Since the time this post was made, I had an opportunity to visit Zagreb again and see the  museum exhibition in person. At the time there was also a Museum of Broken Relationships exhibition taking place in London. However a lot of the good interesting displays were still in Zagreb. Some were funny and some of the ways the relationships ended were quite elaborate in their planning and creative. I decided to add a few of my own photos to this post to give a better look at what to expect, from the front desk to the attached cafe next door. That's where you can go with your friend after the museum tour, have some drinks and snacks, chat and describe in vivid detail, over and over again, about that time your heart was bloodily ripped out of your chest and shoved down your fucking throat, all between mouthfuls of fresh pastries and coffee (or other carbonated beverages) What better place than that? Again, for more information, visit the museums website at

The main entrance to the museum is the starting point to the exhibit. Once inside and you visit every room, the tour will eventually take you here again. You can get all kinds of souvenirs here, t-shirts, sweat tops, books and other stuff. The front desk personnel are very helpful and fluent in English as well. Most businesses there are.

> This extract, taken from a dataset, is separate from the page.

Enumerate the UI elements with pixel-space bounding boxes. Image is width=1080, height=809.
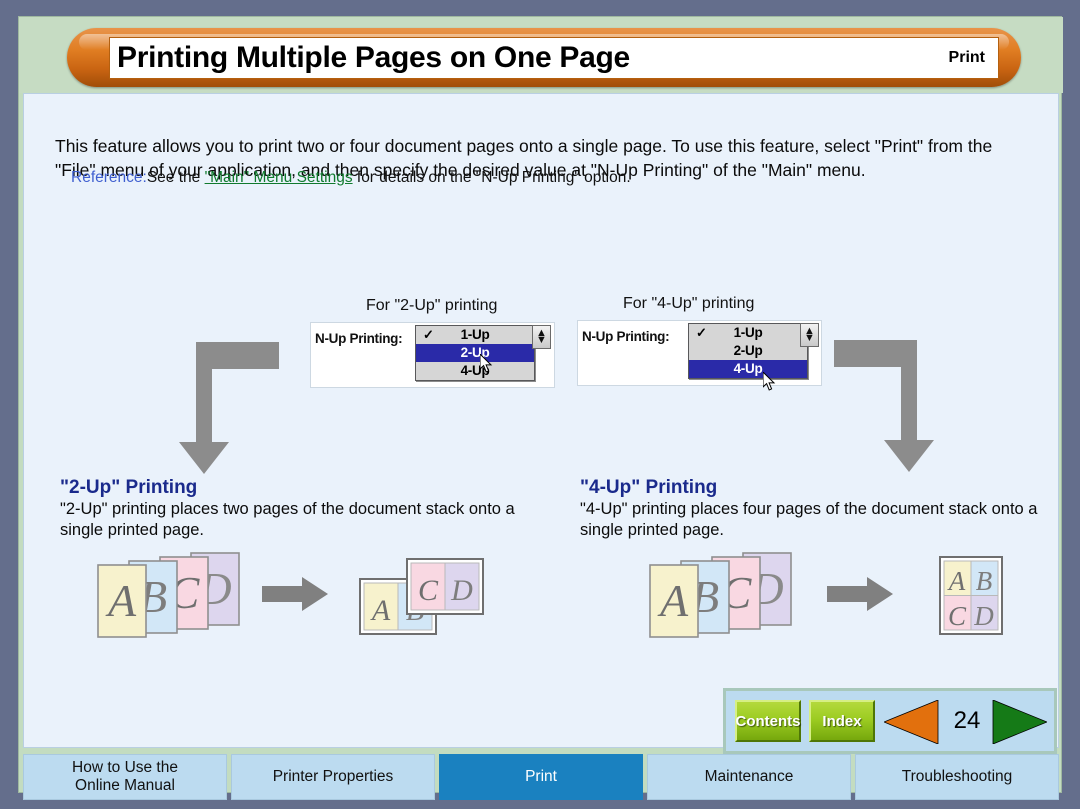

There is also a video/audio presentation one can watch also.

I got an opportunity to check out the popular axe display. The story behind that one is about a guy who after breaking up with his girl, decided to smash all his ex-girlfriends furniture.

In this section items related to the more naughty side of relatonships were on the display.  Including the popular fuzzy pink handcuffs.  

At the end of the museum tour, you can go to the attached cafe right next door in the same building. The museum is located right in the center of the old historic part of Zagreb, known locally as "Gornji Grad" district. Many other museums and historic points of interest are just a hop and skip away. Including the Croatian Parliament (Sabor) where daily you can watch the "Changing of the Guard". For those looking for that other kind of love, you can also just stroll over to Ban Jelacic Square which is just minutes away. There you'll be able to find love and romance and all for a very modest fee. The hot in heels, tight dress and smelling nice variety, not your run of the mill  expensive drunken crack whore or stupid fat ghetto booty floozy with incoherent nonsense and spittle variety that is common on this side of the pond. The main thing is that after the museum tour is over that you had fun reading about other peoples love and romance heartbreaks and tragic failures and had some good tasting sandwiches or pastries afterwards.